Surviving Ice

By: K.A. Tucker



Ned pauses to stretch his neck and roll his right shoulder once . . . twice . . . before lifting the needle to his customer’s arm again, humming along with Willie Nelson’s twang, a staple in Black Rabbit for as long as I can remember. After all these years, the aging country singer still holds a special spot in my uncle’s heart. He even sports the matching gray braids and red bandanna to prove it.

“You’re getting too old for the big pieces,” I joke, pulling my foot up onto the counter, where my ass is already parked, to tighten the laces of my boot. I finished my last appointment an hour ago and could have left. Should have left, since the CLOSED sign hanging from a hook on the door is dissuading any potential walk-ins. But every once in a while I like to just sit here and watch my mentor work—his hefty frame hunkered down in that same creaky plastic-molded chair. It brings me back to my nine-year-old self, in pigtails and scuffed Mary Janes, trailing my older cousin to the shop so I could draw BIC pen tattoos on burly bikers while they waited for the real thing. It’s within these dingy black walls that I discovered my life’s passion, all before I turned ten. Not many people can say they’ve made that discovery, at any age.

“Too old, my ass,” he grunts. “Make yourself useful and grab me my damn dinner.”

I slide off the counter with a smirk, hitting the button on a cash register that belongs in a museum so I can grab a twenty. “Foot-long again?” The sub shop two blocks away gets at minimum fifty percent of Ned’s weekly food budget.

“Don’t forget the jalapeños.”

“The ones that almost put you in the hospital last time?” At fifty-eight, my uncle still eats like he’s in his twenties, even though his body is showing signs of revolt, his thickening midsection and aging digestive system begging for more exercise and less fatty and spicy food.

“I let the girl apprentice here when she was eighteen, and then she abandoned me as soon as she got her license. I let the girl come back six years later to work out of here without paying a fee to the house. I let the girl sleep under my roof without paying rent . . .” he mutters to no one in particular but loud enough for everyone to hear. “If I wanted grief about my life choices, I woulda gotten hitched again.” There’s a long pause, and then he throws a wink over his shoulder at me, to confirm that he’s joking.
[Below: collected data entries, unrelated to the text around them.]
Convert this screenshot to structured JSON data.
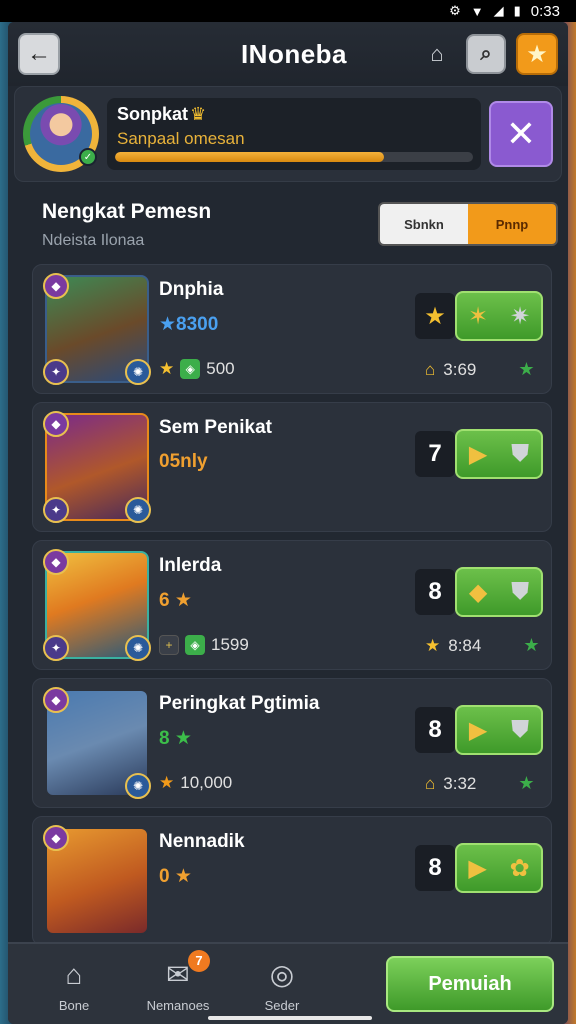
{
  "status": {
    "time": "0:33"
  },
  "header": {
    "title": "INoneba"
  },
  "profile": {
    "name": "Sonpkat",
    "subtitle": "Sanpaal omesan",
    "xp_progress": 0.75
  },
  "section": {
    "title": "Nengkat Pemesn",
    "subtitle": "Ndeista Ilonaa",
    "toggle": {
      "left": "Sbnkn",
      "right": "Pnnp"
    }
  },
  "cards": [
    {
      "name": "Dnphia",
      "line2": "★8300",
      "line2_color": "blue",
      "stats": "500",
      "rank": "",
      "right_value": "3:69"
    },
    {
      "name": "Sem Penikat",
      "line2": "05nly",
      "line2_color": "orange",
      "stats": "",
      "rank": "7",
      "right_value": ""
    },
    {
      "name": "Inlerda",
      "line2": "6 ★",
      "line2_color": "orange",
      "stats": "1599",
      "rank": "8",
      "right_value": "8:84"
    },
    {
      "name": "Peringkat Pgtimia",
      "line2": "8 ★",
      "line2_color": "green",
      "stats": "10,000",
      "rank": "8",
      "right_value": "3:32"
    },
    {
      "name": "Nennadik",
      "line2": "0 ★",
      "line2_color": "orange",
      "stats": "",
      "rank": "8",
      "right_value": ""
    }
  ],
  "nav": {
    "items": [
      {
        "label": "Bone",
        "icon": "home-icon"
      },
      {
        "label": "Nemanoes",
        "icon": "chat-icon",
        "badge": "7"
      },
      {
        "label": "Seder",
        "icon": "target-icon"
      }
    ],
    "primary": "Pemuiah"
  },
  "colors": {
    "accent_orange": "#f29a1a",
    "accent_green": "#3f9a2a",
    "accent_purple": "#8a5ad0",
    "background": "#222831"
  }
}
That he loves his niece and her smart-ass mouth and her acidic personality, and he’s ecstatic that she decided to come back to San Francisco and work alongside him again. He’d never take a dime of rent money from me, even if I tried to pay.

And I have tried. At two months, when the wanderlust bug hadn’t bitten me yet and I realized that I’d be staying longer than my usual four months. At four months, when I was afraid I was wearing out my welcome and started talking about finding an apartment to rent, and Ned threatened to kick my ass out of Black Rabbit if I did. At six months, when I left five hundred bucks cash on his dresser and came home to a note and the money pinned to my bedroom door with a steak knife, telling me never to bring up the subject of rent ever again. Except he put it in more colorful language.

I’ve been here for seven months now, and for the first time in I don’t know how long, I’m feeling no itch to leave. Between working alongside Ned six days a week, hanging out with Dakota, an old friend from high school who moved here from Sisters, Oregon, about a year ago, and hitting the streets at night with a crew of guys who are as into decorating walls as I am, I’m loving San Francisco. This time around, at least.

“I’ll be back.” I turn to leave.

Dylan, the guy sitting in the chair with arms as thick as tree trunks, clears his throat rather obnoxiously. This is his fifth session this month. One of those bulky arms is nearly all covered in Ned’s elaborate ink.